赤尾敏「ボクは、新聞推薦選挙だと言ってるんだ」

 『Emmaエンマ』は文藝春秋の隔週刊雑誌。写真が主だが、丸谷才一の連載など文章もある。昭和61年7月23日号は2巻14号。116ページで、ほかの写真週刊誌より厚みがある。参議院選挙に出た泡沫候補たちが載ってゐる。

 表紙では「赤尾敏らホーマツ候補21人のホントの顔」。目次では「言うだけ言って戦いすんだホーマツ候補21人のアブナイ正論」。愛国党・赤尾敏、UFO党・森脇十九男、日本世直し党・重松九州男、MPD・下元たか子、救国党・福田拓泉、老人福祉党・有田正憲、雑民党・東郷健日本民主党・品川司、世界連邦・南俊夫の9人の名がある。

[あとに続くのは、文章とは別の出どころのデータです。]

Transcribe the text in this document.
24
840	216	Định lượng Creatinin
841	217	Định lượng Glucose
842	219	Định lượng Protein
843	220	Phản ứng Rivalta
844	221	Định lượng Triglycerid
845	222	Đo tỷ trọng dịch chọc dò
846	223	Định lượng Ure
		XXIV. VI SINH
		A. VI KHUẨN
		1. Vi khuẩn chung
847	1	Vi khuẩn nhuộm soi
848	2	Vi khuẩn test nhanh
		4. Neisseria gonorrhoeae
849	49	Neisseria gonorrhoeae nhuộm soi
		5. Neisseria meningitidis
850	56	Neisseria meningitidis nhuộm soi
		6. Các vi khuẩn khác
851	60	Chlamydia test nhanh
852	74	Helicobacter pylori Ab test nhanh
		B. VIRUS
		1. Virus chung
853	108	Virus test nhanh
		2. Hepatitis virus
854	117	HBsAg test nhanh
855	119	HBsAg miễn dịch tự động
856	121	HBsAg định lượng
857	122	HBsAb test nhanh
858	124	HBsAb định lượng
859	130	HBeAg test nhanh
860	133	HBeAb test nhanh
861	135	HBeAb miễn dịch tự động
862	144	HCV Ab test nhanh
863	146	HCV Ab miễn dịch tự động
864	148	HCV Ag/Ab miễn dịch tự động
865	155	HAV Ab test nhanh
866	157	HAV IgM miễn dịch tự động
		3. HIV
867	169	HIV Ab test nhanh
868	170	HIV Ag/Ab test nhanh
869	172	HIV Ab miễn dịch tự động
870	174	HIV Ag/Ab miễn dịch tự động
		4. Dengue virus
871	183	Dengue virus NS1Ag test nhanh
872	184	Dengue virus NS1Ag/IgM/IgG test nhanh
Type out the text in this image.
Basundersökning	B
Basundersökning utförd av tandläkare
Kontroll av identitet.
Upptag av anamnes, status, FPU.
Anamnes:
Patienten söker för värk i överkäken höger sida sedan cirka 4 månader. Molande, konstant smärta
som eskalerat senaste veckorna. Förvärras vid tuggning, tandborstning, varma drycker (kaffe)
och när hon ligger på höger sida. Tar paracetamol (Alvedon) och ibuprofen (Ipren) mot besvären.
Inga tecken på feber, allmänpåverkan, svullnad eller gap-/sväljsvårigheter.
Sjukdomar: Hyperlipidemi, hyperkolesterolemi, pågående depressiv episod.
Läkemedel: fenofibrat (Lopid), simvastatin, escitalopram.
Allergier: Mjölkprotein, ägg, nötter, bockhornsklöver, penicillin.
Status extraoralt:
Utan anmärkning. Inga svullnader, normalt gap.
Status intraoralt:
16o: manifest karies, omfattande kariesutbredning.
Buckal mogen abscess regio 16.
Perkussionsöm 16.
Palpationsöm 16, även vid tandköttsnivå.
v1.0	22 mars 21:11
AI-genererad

 本文にはほかにも協和党・今野宗禅、みどりの連合・太田竜、全婦会・福田撫子、浄霊会・小林三也、教育党・城戸嘉世子、社会主義労働者党・町田まさる、福祉党・天坂辰雄、誠流社・柴田吉一、日本みどりの党甲賀喜夫、教正連・石川佐智子、無所属・石川ハチロー、自由共和党・沢田正五郎が紹介されてゐる。

 見開きで扱ひが大きいのは赤尾敏で、腕を組んで正座をしてこちらを見てゐる。このとき87歳。赤尾によれば、泡沫候補といふのは朝日新聞が赤尾を落選させるために初めて使った言葉だといふ。東京には50人が立候補してゐるが、新聞が勝手に人数を絞り込んで載せる。「だからボクは、新聞推薦選挙だと言ってるんだ」。「尊敬する人? いるわけないだろう」。

 太田竜は「万類共尊 生類供養」と書かれた法被を着てゐる。町田まさるは、1日4時間労働制を主張してゐる。現在の生活水準なら2時間でいいといふ。柴田吉一は隊服で腕組み、背後の幟には「ソ連の蛮行…」と読める。超過激派右翼の総隊長。沢田正五郎は「えっ公約? そんなものありゃあしませんよ…」。甲賀喜夫の趣味は麻雀。「新聞記者(サンケイ)をやっていて覚えた」。

 老人福祉党は泡沫の連合体。有田正憲の座右の銘は「政治家はホラ吹きでなければならない」。花輪春造は元浪曲師で性病撲滅を標榜。清水王道は数霊手話を世界共通語にと訴へる。党名はあまり関係ない。すごい人ばかりで楽しい。

 下にある広告に目が留まった。高輪のホテルパシフィックのもので、キャッチコピーは「読みたい本がたまっています。」

プールサイドで読むか。ベッドで読むか。昼下りのバーで読むか。それとも、小説のストーリーを地で行きましょうか。楽しみな夏を大切にしたいと思います。

 ホテルに泊まっての読書を勧めてゐる。あさがおコース、ひまわりコースがある。プールサイドは眩しさうだし、バーでは酔って集中できなささうだが、利用者はゐたのだらうか。